Morphometric and dietary comparisons of co-occurring trout in two adjacent watersheds in the Great Smoky Mountains National Park

  • William Ponder


Food webs are intricate systems produced by evolving networks of community members and trophic interactions. This study investigates dietary shifts of trout in response to changes in foraging competition. Both the Little Cataloochee and Correll Branch watersheds in the Great Smoky Mountains National Park have supported competing populations of brook trout (Salvelinus fontinalis) and rainbow trout (Oncorhynchus mykiss). Trout were sampled from both systems before removal of rainbow trout from Little Cataloochee Creek. Geometric morphometric measurements were recorded for 15 landmarks before specimens were dissected to determine sex and extract stomach contents. Prey items were identified to taxonomic order and dietary compositions were compared between species and watersheds. Morphometric differences were tested with Procrustes Analysis of Variance in MorphoJ and dietary differences were tested with Analysis of Similarity conducted in Primer. Significance was set at α=0.05. Brook trout exhibited highly significant morphometric differences among watersheds (p<0.0001) and ontogenetic shifts from juveniles to adults (p=0.0005), whereas rainbow trout did not.

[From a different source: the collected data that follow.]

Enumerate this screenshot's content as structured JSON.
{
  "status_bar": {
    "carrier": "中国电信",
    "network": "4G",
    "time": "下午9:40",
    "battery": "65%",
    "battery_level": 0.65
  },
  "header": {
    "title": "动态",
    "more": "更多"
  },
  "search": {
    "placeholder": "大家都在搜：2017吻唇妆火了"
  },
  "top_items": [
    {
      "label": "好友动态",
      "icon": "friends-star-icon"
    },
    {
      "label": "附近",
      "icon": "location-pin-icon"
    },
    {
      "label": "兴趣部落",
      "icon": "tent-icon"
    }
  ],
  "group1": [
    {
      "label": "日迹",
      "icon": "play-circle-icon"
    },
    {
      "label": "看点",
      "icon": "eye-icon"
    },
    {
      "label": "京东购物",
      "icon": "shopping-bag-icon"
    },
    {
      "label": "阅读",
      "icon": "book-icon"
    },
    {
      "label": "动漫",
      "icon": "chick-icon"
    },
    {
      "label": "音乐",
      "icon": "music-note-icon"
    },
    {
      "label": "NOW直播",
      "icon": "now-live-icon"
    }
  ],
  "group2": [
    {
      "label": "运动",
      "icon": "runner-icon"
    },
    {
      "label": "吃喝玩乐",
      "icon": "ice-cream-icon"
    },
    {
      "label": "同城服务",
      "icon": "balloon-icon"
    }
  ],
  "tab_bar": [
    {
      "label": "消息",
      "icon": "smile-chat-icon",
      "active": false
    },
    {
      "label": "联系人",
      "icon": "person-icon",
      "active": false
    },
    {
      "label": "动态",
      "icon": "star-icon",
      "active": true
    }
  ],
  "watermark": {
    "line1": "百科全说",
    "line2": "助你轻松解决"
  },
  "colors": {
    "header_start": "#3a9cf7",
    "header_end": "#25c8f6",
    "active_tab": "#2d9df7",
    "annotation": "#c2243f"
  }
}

Diets were also significantly different between watersheds (p=0.022), but not significantly different between species, gender, or age. The morphometric differences may be due to phenotypic plasticity and genetic diversity of native brook trout compared to the potentially reduced genetic variation of the introduced rainbow trout. Differences among diets between watersheds is most attributed to the presence of terrestrial ants, which may represent a stochastic event that increased their availability in Correll Branch. This study’s findings can be useful for future brook trout conservation and management efforts.